12 January 2009
When I began to read today’s long aggadah on Miriam and her seven sons, my first thought was: haven’t I seen this somewhere before? Indeed, the long narrative reproduced here from TB Gittin/Eichah Rabbah/Yalkut Eichah seems to follow essentially the same plot and moral as the Chanukah story of Hannah and her seven sons, familiar to us from the apocryphal Book of Maccabees. This parallelism raises for me a series of editor’s questions about how these twin stories came to be found in their various homes and why Bialik and Ravnitzky reproduce this version here. (I assume that the Book of Maccabees is neither sufficiently biblical to be referenced by the rabbinic midrashim, nor is it sufficiently rabbinic to be used as a source for this volume’s aggadot.) But lacking as I do the expertise in biblical criticism and history, I’ll bracket all these questions and take the midrash of Miriam and her sons as it’s presented here.

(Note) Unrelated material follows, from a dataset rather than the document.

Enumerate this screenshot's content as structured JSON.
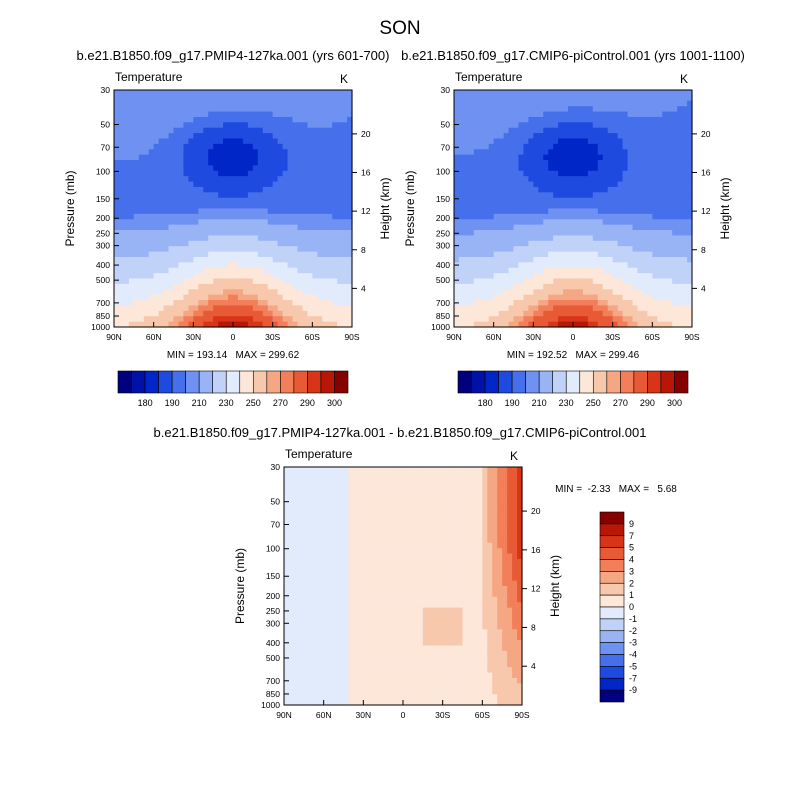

Simply put, this aggadah breaks my heart. There’s not much to deconstruct about the basic narrative: Miriam’s seven sons have their faith tested by the emperor, and each dies when he is unwilling to worship idols. The final scene of Miriam’s asking to die before her son and of the emperor’s denying her request is particularly devastating. One can only wonder in what sort of world the writers of the midrash lived when they ended such a story with the Psalmic proof text, “the mother of the children is happy.” Rather than attempt to reclaim or brighten up such a painful story, I’ll just point out a few interesting nuances in the very dark story.
As with any folktale starring multiple children, we know from the start that the youngest child is going to be the narrative focus. The emperor’s attempts to persuade the youngest son to worship his idol strike me as fascinatingly poignant, in particular one of his rationales for why the boy should preserve his own life. Your brothers have all tasted pleasure, the emperor says, and you are too young to have experienced the world. Why don’t you just bow down to the idol and allow yourself the opportunity to live fully in this world? The son responds that the kingdom of God is eternal, which doesn’t actually address the emperor’s temptation: this unwillingness to engage with the physical realities of an imperfect world seems reminiscent of many young zealots. This theme recurs frequently in rabbinic mythos of martyrdom, but rarely as plainly as it does here.
The emperor has other fascinating lines in this aggadah. It’s a classic midrashic trick to have the bad guy quote Torah back at the good guys, as when the emperor taunts Miriam by saying that it’s forbidden for him to slaughter a mother and her child in the same day. While his line did make me laugh—for the only time in this midrash—I wonder whether it’s another reflection of the despair felt by the rabbinic writers: they even use our own texts against us! The aggadah’s final section, where Miriam compares herself to Abraham and sees herself as more devoted to God, also stands as a bit of rabbinic provocation and self-commentary. We lionize Abraham for being willing to sacrifice his son, the narrator seems to be saying, but in our time, we’ve actually sacrificed our children, without praise or even recognition for the fact. By praising Miriam’s virtue here, the rabbinic writers comment on their own time’s tragedy in a story that stands just this side of twisted, troubling, filled with deep pain.